A 46-year-old woman presented multiple times in a 4-month period with hypotension, sepsis, hypoglycaemia and psychosis. A low random cortisol in combination with her presenting complaint made adrenal insufficiency the likely diagnosis. Fluid resuscitation and i.v. steroid therapy led to clinical improvement; however, a short synacthen test (SST) demonstrated an apparently satisfactory cortisol response. The test was repeated on a later admission and revealed a peak cortisol level of 25 nmol/l (>550 nmol/l). Concurrent treatment with i.v. hydrocortisone had led to a false-negative SST. ACTH was <5 ng/l (>10 ng/l), indicating secondary adrenal failure. We discuss the challenges surrounding the diagnosis of adrenal insufficiency and hypopituitarism, the rare complication of psychosis and a presumptive diagnosis of autoimmune lymphocytic hypophysitis (ALH).
Adrenocortical insufficiency must be considered in the shocked, hypovolaemic and hypoglycaemic patient with electrolyte imbalance. Rapid treatment with fluid resuscitation and i.v. corticosteroids is vital.

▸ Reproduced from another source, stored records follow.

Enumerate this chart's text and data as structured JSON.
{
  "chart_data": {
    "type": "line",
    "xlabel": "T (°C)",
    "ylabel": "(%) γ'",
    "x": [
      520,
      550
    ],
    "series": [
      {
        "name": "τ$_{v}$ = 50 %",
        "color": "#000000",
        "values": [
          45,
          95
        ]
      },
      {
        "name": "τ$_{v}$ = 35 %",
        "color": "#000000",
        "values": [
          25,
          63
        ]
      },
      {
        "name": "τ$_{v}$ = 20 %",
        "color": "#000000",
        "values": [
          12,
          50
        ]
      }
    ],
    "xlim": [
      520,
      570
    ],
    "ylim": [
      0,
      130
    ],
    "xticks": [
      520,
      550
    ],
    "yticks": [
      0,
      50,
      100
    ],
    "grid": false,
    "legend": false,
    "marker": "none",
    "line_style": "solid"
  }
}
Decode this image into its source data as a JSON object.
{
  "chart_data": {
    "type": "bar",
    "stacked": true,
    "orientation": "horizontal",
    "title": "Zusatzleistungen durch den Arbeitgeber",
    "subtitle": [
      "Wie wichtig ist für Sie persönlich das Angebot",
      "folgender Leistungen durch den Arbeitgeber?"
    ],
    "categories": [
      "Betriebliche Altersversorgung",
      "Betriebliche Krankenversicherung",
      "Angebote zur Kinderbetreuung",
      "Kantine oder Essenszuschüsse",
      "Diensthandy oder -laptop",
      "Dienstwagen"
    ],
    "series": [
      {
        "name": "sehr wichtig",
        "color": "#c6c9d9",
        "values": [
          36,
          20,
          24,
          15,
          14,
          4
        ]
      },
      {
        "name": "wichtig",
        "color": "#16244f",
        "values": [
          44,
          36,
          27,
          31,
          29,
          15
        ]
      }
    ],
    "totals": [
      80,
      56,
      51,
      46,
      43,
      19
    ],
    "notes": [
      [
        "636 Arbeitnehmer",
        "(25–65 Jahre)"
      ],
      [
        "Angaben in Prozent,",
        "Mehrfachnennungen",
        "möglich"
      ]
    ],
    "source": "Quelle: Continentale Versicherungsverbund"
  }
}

Polymorphic presentations to multiple specialities are common. Generalised myalgia, abdominal pain and delirium are well recognised, psychosis is rare.
A random cortisol can be taken with baseline bloods. Once the patient is stable, meticulous dynamic testing must follow to confirm the clinical diagnosis.
The chronic disease progression of ALH is hypothesised to be expansion then atrophy of the pituitary gland resulting in empty sella turcica and hypopituitarism.
If hypopituitarism is suspected, an ACTH deficiency should be treated prior to commencing thyroxine (T4) therapy as unopposed T4 may worsen features of cortisol deficiency.